Pittsburgh Out-New Yorks NYC

New York City, Pittsburgh is putting you on notice. Remember how Brooklyn was pining for Carnegie Mellon University last December? The vision is to put an entertainment-tech campus in the borough. Thanks, but no thanks:

Four movie-making institutions have banded together in Pittsburgh to create what they believe is the best production site outside of Hollywood.

If a producer wants to find comparable capabilities, "it would have to be in LA. Not even New York has what we're talking about today," said Chris Breakwell, chief executive officer of The 31st Street Studios in the Strip District.

His studio, the site for major films including "The Dark Knight Rises," announced long-term agreements to house Paramount On Location, some classes for Carnegie Mellon University's Entertainment Technology Center and Knight Vision, which did the groundbreaking digital effects for "Avatar." The studio occupies a 300,000-square-foot former Crucible Steel plant on 10 acres along the Allegheny River.

Emphasis added. Why do something in New York City when you can do it in Pittsburgh, where the talent is produced? The Big Apple will have to settle for sloppy seconds. The creative Brooklyn exodus to Rust Belt cities will continue. Pittsburgh doesn't need New York. New York needs Pittsburgh.
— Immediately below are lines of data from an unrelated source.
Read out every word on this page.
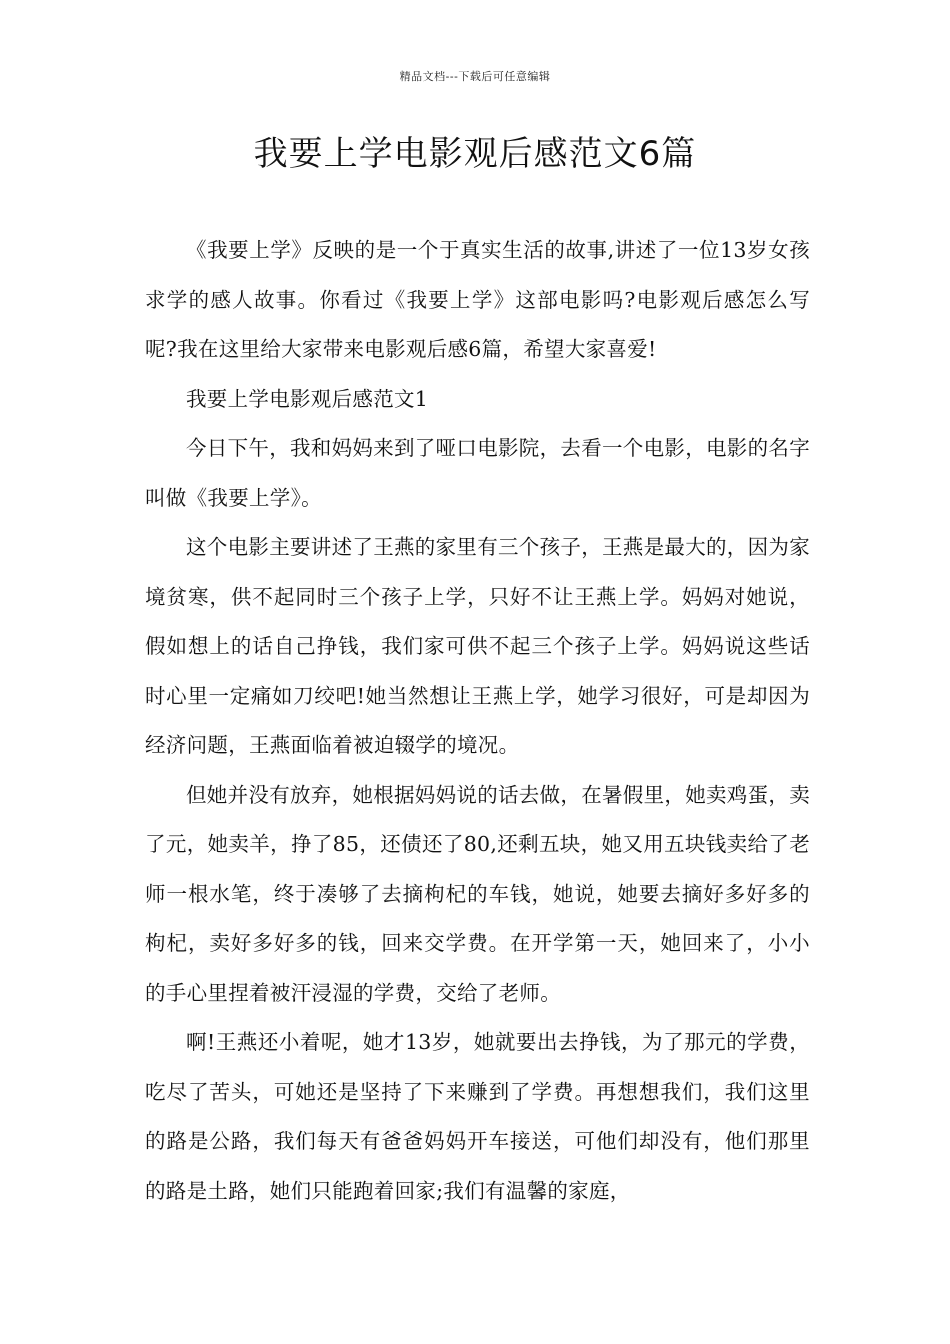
精品文档---下载后可任意编辑
我要上学电影观后感范文6篇

《我要上学》反映的是一个于真实生活的故事,讲述了一位13岁女孩求学的感人故事。你看过《我要上学》这部电影吗?电影观后感怎么写呢?我在这里给大家带来电影观后感6篇，希望大家喜爱!

我要上学电影观后感范文1

今日下午，我和妈妈来到了哑口电影院，去看一个电影，电影的名字叫做《我要上学》。

这个电影主要讲述了王燕的家里有三个孩子，王燕是最大的，因为家境贫寒，供不起同时三个孩子上学，只好不让王燕上学。妈妈对她说，假如想上的话自己挣钱，我们家可供不起三个孩子上学。妈妈说这些话时心里一定痛如刀绞吧!她当然想让王燕上学，她学习很好，可是却因为经济问题，王燕面临着被迫辍学的境况。

但她并没有放弃，她根据妈妈说的话去做，在暑假里，她卖鸡蛋，卖了元，她卖羊，挣了85，还债还了80,还剩五块，她又用五块钱卖给了老师一根水笔，终于凑够了去摘枸杞的车钱，她说，她要去摘好多好多的枸杞，卖好多好多的钱，回来交学费。在开学第一天，她回来了，小小的手心里捏着被汗浸湿的学费，交给了老师。

啊!王燕还小着呢，她才13岁，她就要出去挣钱，为了那元的学费，吃尽了苦头，可她还是坚持了下来赚到了学费。再想想我们，我们这里的路是公路，我们每天有爸爸妈妈开车接送，可他们却没有，他们那里的路是土路，她们只能跑着回家;我们有温馨的家庭，
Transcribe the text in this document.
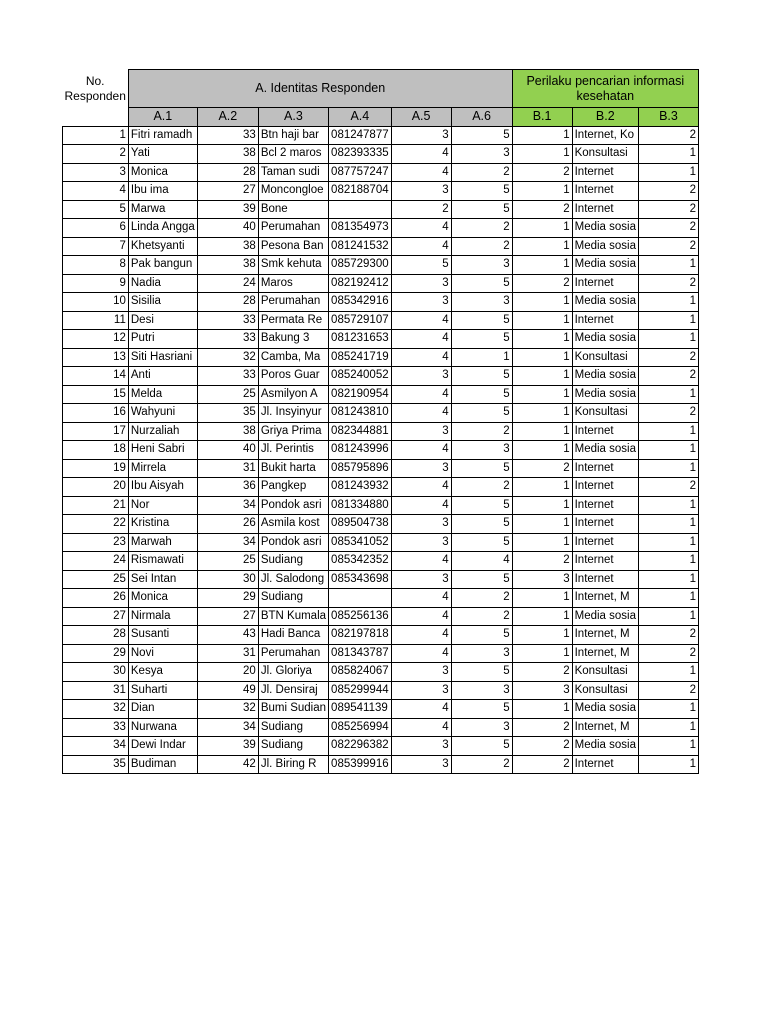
No. Responden	A. Identitas Responden						Perilaku pencarian informasi kesehatan		
	A.1	A.2	A.3	A.4	A.5	A.6	B.1	B.2	B.3
1	Fitri ramadh	33	Btn haji bar	081247877	3	5	1	Internet, Ko	2
2	Yati	38	Bcl 2 maros	082393335	4	3	1	Konsultasi	1
3	Monica	28	Taman sudi	087757247	4	2	2	Internet	1
4	Ibu ima	27	Moncongloe	082188704	3	5	1	Internet	2
5	Marwa	39	Bone		2	5	2	Internet	2
6	Linda Angga	40	Perumahan	081354973	4	2	1	Media sosia	2
7	Khetsyanti	38	Pesona Ban	081241532	4	2	1	Media sosia	2
8	Pak bangun	38	Smk kehuta	085729300	5	3	1	Media sosia	1
9	Nadia	24	Maros	082192412	3	5	2	Internet	2
10	Sisilia	28	Perumahan	085342916	3	3	1	Media sosia	1
11	Desi	33	Permata Re	085729107	4	5	1	Internet	1
12	Putri	33	Bakung 3	081231653	4	5	1	Media sosia	1
13	Siti Hasriani	32	Camba, Ma	085241719	4	1	1	Konsultasi	2
14	Anti	33	Poros Guar	085240052	3	5	1	Media sosia	2
15	Melda	25	Asmilyon A	082190954	4	5	1	Media sosia	1
16	Wahyuni	35	Jl. Insyinyur	081243810	4	5	1	Konsultasi	2
17	Nurzaliah	38	Griya Prima	082344881	3	2	1	Internet	1
18	Heni Sabri	40	Jl. Perintis	081243996	4	3	1	Media sosia	1
19	Mirrela	31	Bukit harta	085795896	3	5	2	Internet	1
20	Ibu Aisyah	36	Pangkep	081243932	4	2	1	Internet	2
21	Nor	34	Pondok asri	081334880	4	5	1	Internet	1
22	Kristina	26	Asmila kost	089504738	3	5	1	Internet	1
23	Marwah	34	Pondok asri	085341052	3	5	1	Internet	1
24	Rismawati	25	Sudiang	085342352	4	4	2	Internet	1
25	Sei Intan	30	Jl. Salodong	085343698	3	5	3	Internet	1
26	Monica	29	Sudiang		4	2	1	Internet, M	1
27	Nirmala	27	BTN Kumala	085256136	4	2	1	Media sosia	1
28	Susanti	43	Hadi Banca	082197818	4	5	1	Internet, M	2
29	Novi	31	Perumahan	081343787	4	3	1	Internet, M	2
30	Kesya	20	Jl. Gloriya	085824067	3	5	2	Konsultasi	1
31	Suharti	49	Jl. Densiraj	085299944	3	3	3	Konsultasi	2
32	Dian	32	Bumi Sudian	089541139	4	5	1	Media sosia	1
33	Nurwana	34	Sudiang	085256994	4	3	2	Internet, M	1
34	Dewi Indar	39	Sudiang	082296382	3	5	2	Media sosia	1
35	Budiman	42	Jl. Biring R	085399916	3	2	2	Internet	1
To understand how this flip-flop occurred, you have to look at the brain circulation between the two metros. Pittsburgh and NYC are major talent trading partners. The brain drain to the alpha global city is finally paying dividends for a third tier city more renown for being stuck in a cul-de-sac of globalization. Pittsburgh just staked its claim to the title of Sixth Borough.

1 comment:

Anonymous said...

by stating New York needs Pittsburgh more than the other way around... and then calling Pittsburgh the new 6th borough (which New Jersey, Philly, Florida have all been called before) is a little contradictory. It's also quite fine to love and be a booster of Pittsburgh... but to say that is where the talent comes from is a little more than dishonest. Sure there is talent in Pittsburgh.. but more than in New York?? That's a little more than hard to believe... and doesn't really have a basis.